The explosion occurred outside the east Tehran campus of Allameh Tabatai University, at its social sciences faculty.
Ahmadi Roshan was killed and the two wounded passengers were taken to hospital, Bratloo said.
Sharif University, Tehran's elite technical university where the slain scientist had studied, said Ahmadi Roshan was specialised in making polymeric membranes used to separate gas. Iran uses gas separation to enrich uranium.
Three other Iranian scientists were killed in 2010 and 2011 when their cars blew up in similar circumstances. At least two of the scientists had also been working on nuclear activities.
One of the attacks occurred exactly two years ago, on January 11, 2010, killing scientist Masoud Ali Mohammdi.
The current head of Iran's atomic organisation, Fereydoun Abbasi, escaped another such attempt in November 2010, getting out of his car with his wife just before the attached bomb exploded.
Those attacks were viewed by Iranian officials as assassination operations carried out by Israel's Mossad intelligence service, possibly with help from US counterparts.

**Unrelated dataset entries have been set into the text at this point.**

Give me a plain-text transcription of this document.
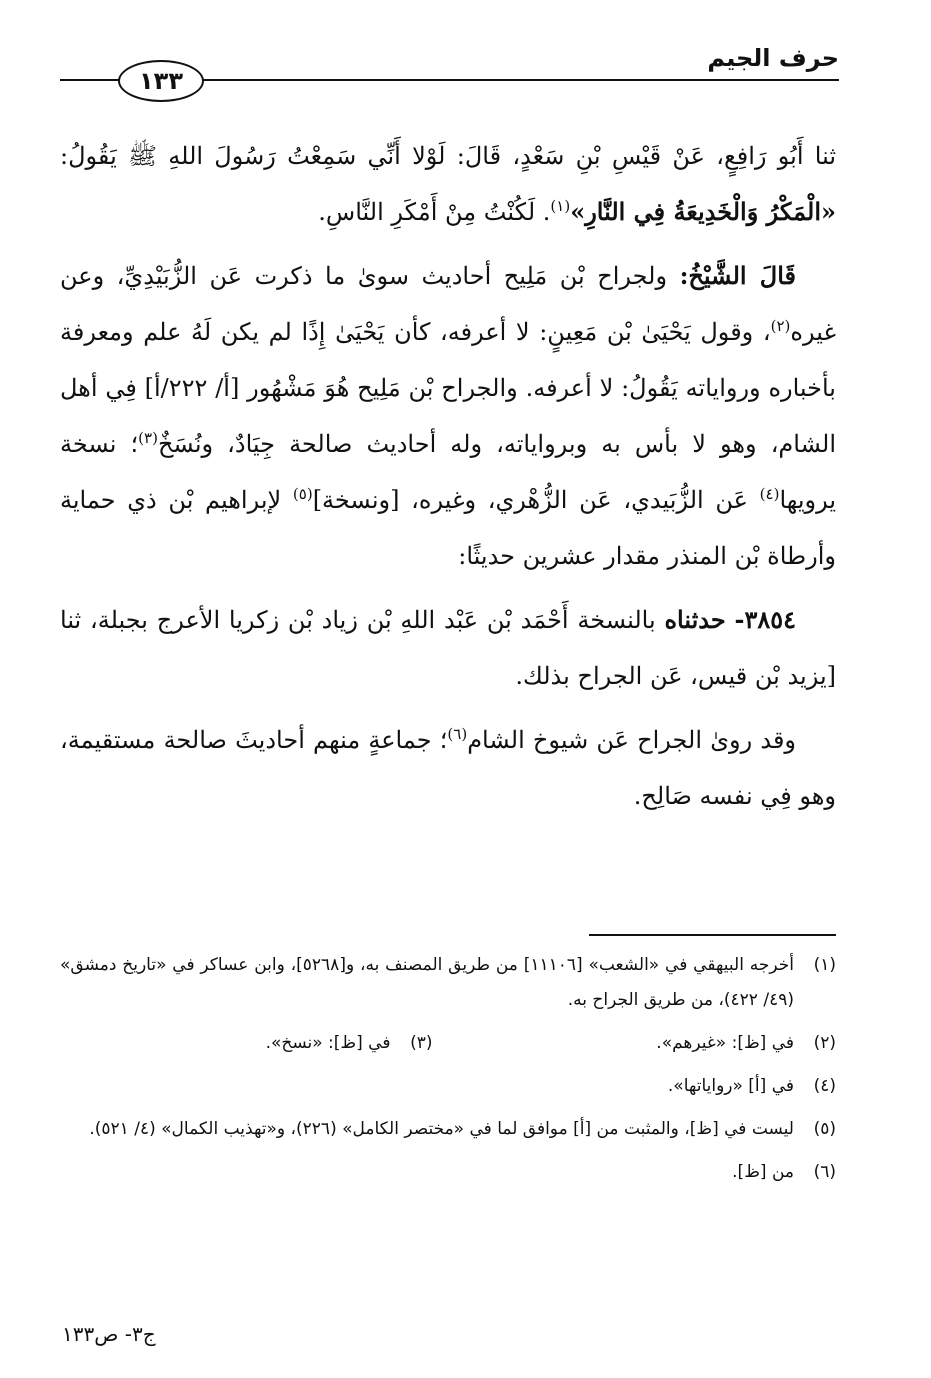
حرف الجيم
١٣٣

ثنا أَبُو رَافِعٍ، عَنْ قَيْسِ بْنِ سَعْدٍ، قَالَ: لَوْلا أَنِّي سَمِعْتُ رَسُولَ اللهِ ﷺ يَقُولُ: «الْمَكْرُ وَالْخَدِيعَةُ فِي النَّارِ»$^{(١)}$. لَكُنْتُ مِنْ أَمْكَرِ النَّاسِ.

قَالَ الشَّيْخُ: ولجراح بْن مَلِيح أحاديث سوىٰ ما ذكرت عَن الزُّبَيْدِيِّ، وعن غيره$^{(٢)}$، وقول يَحْيَىٰ بْن مَعِينٍ: لا أعرفه، كأن يَحْيَىٰ إِذًا لم يكن لَهُ علم ومعرفة بأخباره ورواياته يَقُولُ: لا أعرفه. والجراح بْن مَلِيح هُوَ مَشْهُور [أ/ ٢٢٢/أ] فِي أهل الشام، وهو لا بأس به وبرواياته، وله أحاديث صالحة جِيَادٌ، ونُسَخٌ$^{(٣)}$؛ نسخة يرويها$^{(٤)}$ عَن الزُّبَيدي، عَن الزُّهْري، وغيره، [ونسخة]$^{(٥)}$ لإبراهيم بْن ذي حماية وأرطاة بْن المنذر مقدار عشرين حديثًا:

٣٨٥٤- حدثناه بالنسخة أَحْمَد بْن عَبْد اللهِ بْن زياد بْن زكريا الأعرج بجبلة، ثنا [يزيد بْن قيس، عَن الجراح بذلك.

وقد روىٰ الجراح عَن شيوخ الشام$^{(٦)}$؛ جماعةٍ منهم أحاديثَ صالحة مستقيمة، وهو فِي نفسه صَالِح.

(١)
أخرجه البيهقي في «الشعب» [١١١٠٦] من طريق المصنف به، و[٥٢٦٨]، وابن عساكر في «تاريخ دمشق» (٤٩/ ٤٢٢)، من طريق الجراح به.
(٢)
في [ظ]: «غيرهم».
(٣)
في [ظ]: «نسخ».
(٤)
في [أ] «رواياتها».
(٥)
ليست في [ظ]، والمثبت من [أ] موافق لما في «مختصر الكامل» (٢٢٦)، و«تهذيب الكمال» (٤/ ٥٢١).
(٦)
من [ظ].
ج٣- ص١٣٣
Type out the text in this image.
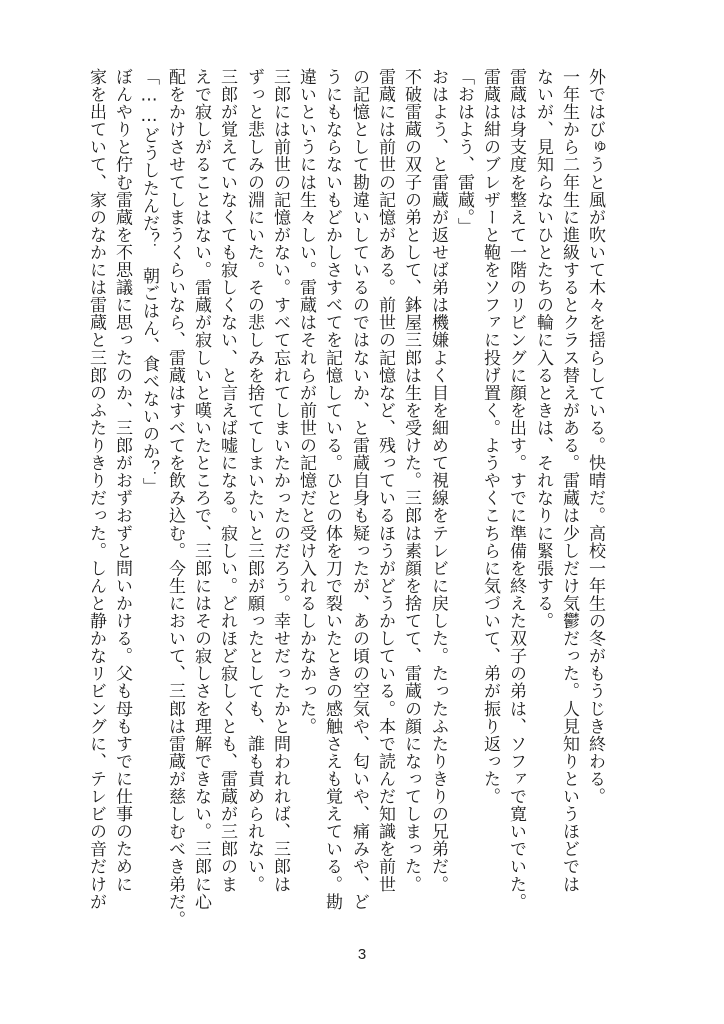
外ではびゅうと風が吹いて木々を揺らしている。快晴だ。高校一年生の冬がもうじき終わる。
一年生から二年生に進級するとクラス替えがある。雷蔵は少しだけ気鬱だった。人見知りというほどでは
ないが、見知らないひとたちの輪に入るときは、それなりに緊張する。
雷蔵は身支度を整えて一階のリビングに顔を出す。すでに準備を終えた双子の弟は、ソファで寛いでいた。
雷蔵は紺のブレザーと鞄をソファに投げ置く。ようやくこちらに気づいて、弟が振り返った。
「おはよう、雷蔵。」
おはよう、と雷蔵が返せば弟は機嫌よく目を細めて視線をテレビに戻した。たったふたりきりの兄弟だ。
不破雷蔵の双子の弟として、鉢屋三郎は生を受けた。三郎は素顔を捨てて、雷蔵の顔になってしまった。
雷蔵には前世の記憶がある。前世の記憶など、残っているほうがどうかしている。本で読んだ知識を前世
の記憶として勘違いしているのではないか、と雷蔵自身も疑ったが、あの頃の空気や、匂いや、痛みや、ど
うにもならないもどかしさすべてを記憶している。ひとの体を刀で裂いたときの感触さえも覚えている。勘
違いというには生々しい。雷蔵はそれらが前世の記憶だと受け入れるしかなかった。
三郎には前世の記憶がない。すべて忘れてしまいたかったのだろう。幸せだったかと問われれば、三郎は
ずっと悲しみの淵にいた。その悲しみを捨ててしまいたいと三郎が願ったとしても、誰も責められない。
三郎が覚えていなくても寂しくない、と言えば嘘になる。寂しい。どれほど寂しくとも、雷蔵が三郎のま
えで寂しがることはない。雷蔵が寂しいと嘆いたところで、三郎にはその寂しさを理解できない。三郎に心
配をかけさせてしまうくらいなら、雷蔵はすべてを飲み込む。今生において、三郎は雷蔵が慈しむべき弟だ。
「……どうしたんだ？　朝ごはん、食べないのか？」
ぼんやりと佇む雷蔵を不思議に思ったのか、三郎がおずおずと問いかける。父も母もすでに仕事のために
家を出ていて、家のなかには雷蔵と三郎のふたりきりだった。しんと静かなリビングに、テレビの音だけが
3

The latest blast comes amid extremely high international tensions over Iran's nuclear programme, which the West and Israel believe conceals research to develop an atomic bomb.
Israel has threatened to launch air strikes on Iran's nuclear facilities.
The United States has said “all options are on the table” in terms of dealing with Iran — including military action.
Tehran, which has repeatedly denied that its nuclear programme is for anything other than peaceful purposes, has threatened to close the strategic Strait of Hormuz at the entrance to the Gulf if it is attacked. Twenty per cent of the world's oil flows through that strait.
Wednesday's car explosion followed confirmation on Monday by the International Atomic Energy Agency that Iran had started uranium enrichment at a fortified underground bunker southwest of Tehran, in Fordo.
The United States, Britain, France, Germany and Italy have viewed that development with alarm, saying it was a violation of UN Security Council resolutions on Iran.